ANNAPOLIS, Md. (AP) — Maryland’s Democratic leaders outlined their proposals for boosting construction and jobs before a panel Thursday, while Republicans criticized tax proposals and slow-movement on allowing drilling in western Maryland’s Marcellus Shale.

Senate President Thomas V. Mike Miller also emphasized that a sales tax increase floated by Gov. Martin O’Malley on the first day of the legislative session doesn’t have legs.

“It’s not happening, folks,” Miller, D-Calvert, told the Maryland Economic Development Association in Annapolis on the second day of the state’s 90-day legislative session.

However, Miller said he hoped a gas tax increase would be approved to help pay for transportation infrastructure, noting the tax hasn’t been raised since 1992.

But Sen.

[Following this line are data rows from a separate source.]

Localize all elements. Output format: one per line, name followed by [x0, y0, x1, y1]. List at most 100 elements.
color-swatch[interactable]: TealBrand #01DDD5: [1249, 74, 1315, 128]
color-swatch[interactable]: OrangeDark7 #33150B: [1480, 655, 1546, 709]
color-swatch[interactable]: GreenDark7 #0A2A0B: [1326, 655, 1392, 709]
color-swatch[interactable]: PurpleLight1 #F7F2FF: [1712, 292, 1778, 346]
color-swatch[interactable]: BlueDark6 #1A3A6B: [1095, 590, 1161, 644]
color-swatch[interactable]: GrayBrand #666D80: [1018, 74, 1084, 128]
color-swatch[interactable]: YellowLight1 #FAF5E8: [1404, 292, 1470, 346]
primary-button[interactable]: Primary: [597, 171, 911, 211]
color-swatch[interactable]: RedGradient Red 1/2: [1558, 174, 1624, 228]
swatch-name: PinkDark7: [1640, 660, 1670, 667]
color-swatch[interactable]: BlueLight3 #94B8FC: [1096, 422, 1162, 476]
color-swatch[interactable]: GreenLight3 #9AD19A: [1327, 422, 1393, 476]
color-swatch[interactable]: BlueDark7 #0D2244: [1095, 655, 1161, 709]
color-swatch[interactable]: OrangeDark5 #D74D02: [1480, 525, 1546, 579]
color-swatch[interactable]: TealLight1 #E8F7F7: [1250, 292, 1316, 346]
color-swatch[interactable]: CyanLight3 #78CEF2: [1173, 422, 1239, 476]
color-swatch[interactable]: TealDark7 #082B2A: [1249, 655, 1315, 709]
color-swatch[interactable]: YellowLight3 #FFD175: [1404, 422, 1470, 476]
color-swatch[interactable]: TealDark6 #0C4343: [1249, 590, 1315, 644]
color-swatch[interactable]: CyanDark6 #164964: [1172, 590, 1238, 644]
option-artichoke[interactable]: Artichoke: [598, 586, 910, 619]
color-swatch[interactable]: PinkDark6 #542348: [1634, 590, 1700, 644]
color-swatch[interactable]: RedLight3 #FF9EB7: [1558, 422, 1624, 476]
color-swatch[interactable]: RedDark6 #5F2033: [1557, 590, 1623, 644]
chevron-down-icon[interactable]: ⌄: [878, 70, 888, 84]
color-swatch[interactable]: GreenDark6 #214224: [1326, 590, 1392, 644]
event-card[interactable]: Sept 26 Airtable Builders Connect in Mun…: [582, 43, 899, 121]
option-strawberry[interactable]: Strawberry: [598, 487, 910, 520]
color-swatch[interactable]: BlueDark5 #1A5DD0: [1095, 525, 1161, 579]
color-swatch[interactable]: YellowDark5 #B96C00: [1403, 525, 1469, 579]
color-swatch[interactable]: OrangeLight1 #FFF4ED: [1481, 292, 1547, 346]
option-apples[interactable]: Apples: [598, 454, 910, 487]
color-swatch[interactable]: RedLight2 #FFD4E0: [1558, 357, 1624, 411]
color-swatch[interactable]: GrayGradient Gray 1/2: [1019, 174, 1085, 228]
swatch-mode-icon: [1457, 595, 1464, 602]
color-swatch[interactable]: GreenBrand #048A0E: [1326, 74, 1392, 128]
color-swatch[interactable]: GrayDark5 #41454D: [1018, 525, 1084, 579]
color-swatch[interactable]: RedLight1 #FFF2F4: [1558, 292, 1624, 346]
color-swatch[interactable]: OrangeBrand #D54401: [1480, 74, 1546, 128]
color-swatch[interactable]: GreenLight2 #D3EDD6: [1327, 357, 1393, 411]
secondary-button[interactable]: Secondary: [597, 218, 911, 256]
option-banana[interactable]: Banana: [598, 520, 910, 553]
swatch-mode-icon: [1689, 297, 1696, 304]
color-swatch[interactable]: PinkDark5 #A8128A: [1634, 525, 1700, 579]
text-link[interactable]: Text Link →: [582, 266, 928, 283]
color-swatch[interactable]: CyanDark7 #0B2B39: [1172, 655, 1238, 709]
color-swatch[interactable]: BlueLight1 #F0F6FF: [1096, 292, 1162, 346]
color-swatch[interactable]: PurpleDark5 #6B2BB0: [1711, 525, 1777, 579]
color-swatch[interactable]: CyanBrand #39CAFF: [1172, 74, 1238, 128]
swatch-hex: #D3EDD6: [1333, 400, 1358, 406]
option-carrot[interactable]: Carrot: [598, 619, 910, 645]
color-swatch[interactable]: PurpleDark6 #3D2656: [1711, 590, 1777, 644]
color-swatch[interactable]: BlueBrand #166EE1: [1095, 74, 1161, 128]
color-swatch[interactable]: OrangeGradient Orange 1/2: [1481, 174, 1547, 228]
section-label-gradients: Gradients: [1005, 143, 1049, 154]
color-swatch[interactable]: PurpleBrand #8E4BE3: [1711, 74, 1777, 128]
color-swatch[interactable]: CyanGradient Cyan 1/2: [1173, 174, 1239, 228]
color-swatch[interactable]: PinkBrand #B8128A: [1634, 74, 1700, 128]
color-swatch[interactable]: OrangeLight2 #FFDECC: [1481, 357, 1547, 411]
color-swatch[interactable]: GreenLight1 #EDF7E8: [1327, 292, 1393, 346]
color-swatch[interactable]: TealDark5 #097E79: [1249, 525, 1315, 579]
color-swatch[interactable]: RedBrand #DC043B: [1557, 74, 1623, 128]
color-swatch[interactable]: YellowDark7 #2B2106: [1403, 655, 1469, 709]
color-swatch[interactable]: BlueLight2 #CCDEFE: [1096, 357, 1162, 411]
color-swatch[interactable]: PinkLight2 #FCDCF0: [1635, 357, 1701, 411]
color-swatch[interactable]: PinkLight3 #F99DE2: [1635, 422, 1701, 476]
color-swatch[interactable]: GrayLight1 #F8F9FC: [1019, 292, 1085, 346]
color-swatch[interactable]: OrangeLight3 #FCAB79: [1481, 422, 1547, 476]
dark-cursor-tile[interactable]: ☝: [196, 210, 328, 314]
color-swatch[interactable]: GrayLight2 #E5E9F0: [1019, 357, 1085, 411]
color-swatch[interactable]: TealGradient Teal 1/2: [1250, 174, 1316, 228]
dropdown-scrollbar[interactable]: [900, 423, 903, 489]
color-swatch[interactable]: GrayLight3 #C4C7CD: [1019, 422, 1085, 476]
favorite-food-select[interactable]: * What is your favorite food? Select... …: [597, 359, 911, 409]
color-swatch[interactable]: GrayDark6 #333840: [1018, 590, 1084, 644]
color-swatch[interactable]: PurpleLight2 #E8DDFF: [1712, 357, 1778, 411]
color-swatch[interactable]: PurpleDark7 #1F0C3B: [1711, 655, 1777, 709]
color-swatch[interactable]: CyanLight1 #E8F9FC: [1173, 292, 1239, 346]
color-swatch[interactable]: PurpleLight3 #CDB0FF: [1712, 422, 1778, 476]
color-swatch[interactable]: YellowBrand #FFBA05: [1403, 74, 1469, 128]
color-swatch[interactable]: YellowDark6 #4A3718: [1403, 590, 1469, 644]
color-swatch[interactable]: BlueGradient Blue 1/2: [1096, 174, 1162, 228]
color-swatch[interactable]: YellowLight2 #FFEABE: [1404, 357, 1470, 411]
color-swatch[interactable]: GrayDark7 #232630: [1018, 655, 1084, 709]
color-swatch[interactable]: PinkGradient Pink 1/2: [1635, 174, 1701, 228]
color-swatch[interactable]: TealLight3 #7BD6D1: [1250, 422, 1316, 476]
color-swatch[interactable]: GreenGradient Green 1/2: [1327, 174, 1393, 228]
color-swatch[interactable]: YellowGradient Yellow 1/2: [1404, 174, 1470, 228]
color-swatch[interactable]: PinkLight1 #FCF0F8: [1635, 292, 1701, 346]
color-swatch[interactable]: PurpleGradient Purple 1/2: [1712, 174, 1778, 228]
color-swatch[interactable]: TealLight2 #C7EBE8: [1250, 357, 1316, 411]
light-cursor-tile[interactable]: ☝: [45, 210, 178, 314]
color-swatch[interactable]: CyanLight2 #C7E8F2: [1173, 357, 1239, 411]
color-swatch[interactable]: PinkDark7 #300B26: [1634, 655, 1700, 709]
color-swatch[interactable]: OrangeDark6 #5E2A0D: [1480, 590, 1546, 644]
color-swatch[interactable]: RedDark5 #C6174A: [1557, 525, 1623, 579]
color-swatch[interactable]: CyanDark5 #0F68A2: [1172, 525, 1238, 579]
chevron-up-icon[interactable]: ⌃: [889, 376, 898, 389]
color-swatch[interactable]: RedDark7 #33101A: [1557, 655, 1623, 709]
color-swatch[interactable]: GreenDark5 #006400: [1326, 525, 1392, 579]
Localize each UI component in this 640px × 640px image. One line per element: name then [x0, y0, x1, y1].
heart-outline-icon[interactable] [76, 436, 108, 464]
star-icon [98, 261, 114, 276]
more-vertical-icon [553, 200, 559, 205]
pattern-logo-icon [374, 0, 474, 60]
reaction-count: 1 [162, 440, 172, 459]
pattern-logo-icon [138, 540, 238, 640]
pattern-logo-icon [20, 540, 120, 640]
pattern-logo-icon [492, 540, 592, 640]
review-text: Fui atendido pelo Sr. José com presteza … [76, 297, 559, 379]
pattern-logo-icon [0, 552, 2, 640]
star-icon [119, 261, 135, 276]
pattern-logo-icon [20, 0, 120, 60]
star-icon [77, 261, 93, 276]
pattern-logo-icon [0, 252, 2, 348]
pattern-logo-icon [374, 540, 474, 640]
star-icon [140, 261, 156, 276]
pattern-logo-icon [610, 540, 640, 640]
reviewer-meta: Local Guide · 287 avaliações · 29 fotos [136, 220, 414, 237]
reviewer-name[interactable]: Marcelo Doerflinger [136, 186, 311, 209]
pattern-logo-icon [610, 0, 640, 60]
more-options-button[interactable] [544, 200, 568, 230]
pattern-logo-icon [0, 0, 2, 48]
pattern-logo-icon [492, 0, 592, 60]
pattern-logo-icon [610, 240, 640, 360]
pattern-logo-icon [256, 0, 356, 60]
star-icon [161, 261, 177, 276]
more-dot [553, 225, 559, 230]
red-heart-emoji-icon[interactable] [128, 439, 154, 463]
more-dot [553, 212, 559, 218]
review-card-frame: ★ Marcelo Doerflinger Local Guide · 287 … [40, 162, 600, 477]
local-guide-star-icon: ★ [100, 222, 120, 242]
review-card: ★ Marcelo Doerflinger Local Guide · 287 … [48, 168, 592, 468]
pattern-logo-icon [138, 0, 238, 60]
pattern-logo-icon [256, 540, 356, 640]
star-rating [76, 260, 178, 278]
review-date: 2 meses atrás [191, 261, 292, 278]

E.J. Pipkin, R-Cecil, said the state simply isn’t spending the money it already has for transportation effectively.

“Before we turn around and ask citizens to write a check for more, we need to talk about how we currently spend our dollars,” Pipkin said.

The Senate minority leader also criticized a lengthy process outlined by the O’Malley administration to allow drilling in the Marcellus Shale. He noted that a final report with findings and recommendations relating to the impact of drilling isn’t due until 2014.

“We have companies that want to put $10, $20, $30 billion — that’s right, billion dollars — in western Maryland and this administration hasn’t moved,” Pipkin said. “We are not creating those jobs.”

O’Malley has underscored that he wants to be cautious due to concerns that the hydraulic fracturing process used to drill for natural gas in the geological formation has had serious environmental and health implications in other states.

House Speaker Michael Busch, D-Anne Arundel, emphasized a strong push the governor and the legislature will be making to invest in infrastructure. He noted O’Malley’s announcement that week that he is steering $370 million into school construction as an example.

“That $370 million will leverage $500 million of local money,” Busch said. “That’s 11,000 construction jobs. The construction industry is down 20 percent. Labor costs are low. The interest rates are going to be as low as they’re ever going to be — 3 and a half, 4 percent — and each one those schools provides a community benefit.”

Delegate Anthony O’Donnell, R-Calvert, pointed to how Maryland approved a $9.5 million grant to keep Bechtel Power Corp. from moving out of Frederick.

“We’re threatened by policies that drive job creation and economic development out of the state and some people minimize that,” O’Donnell said. “They say it’s not happening. I’m here to tell you it is happening.”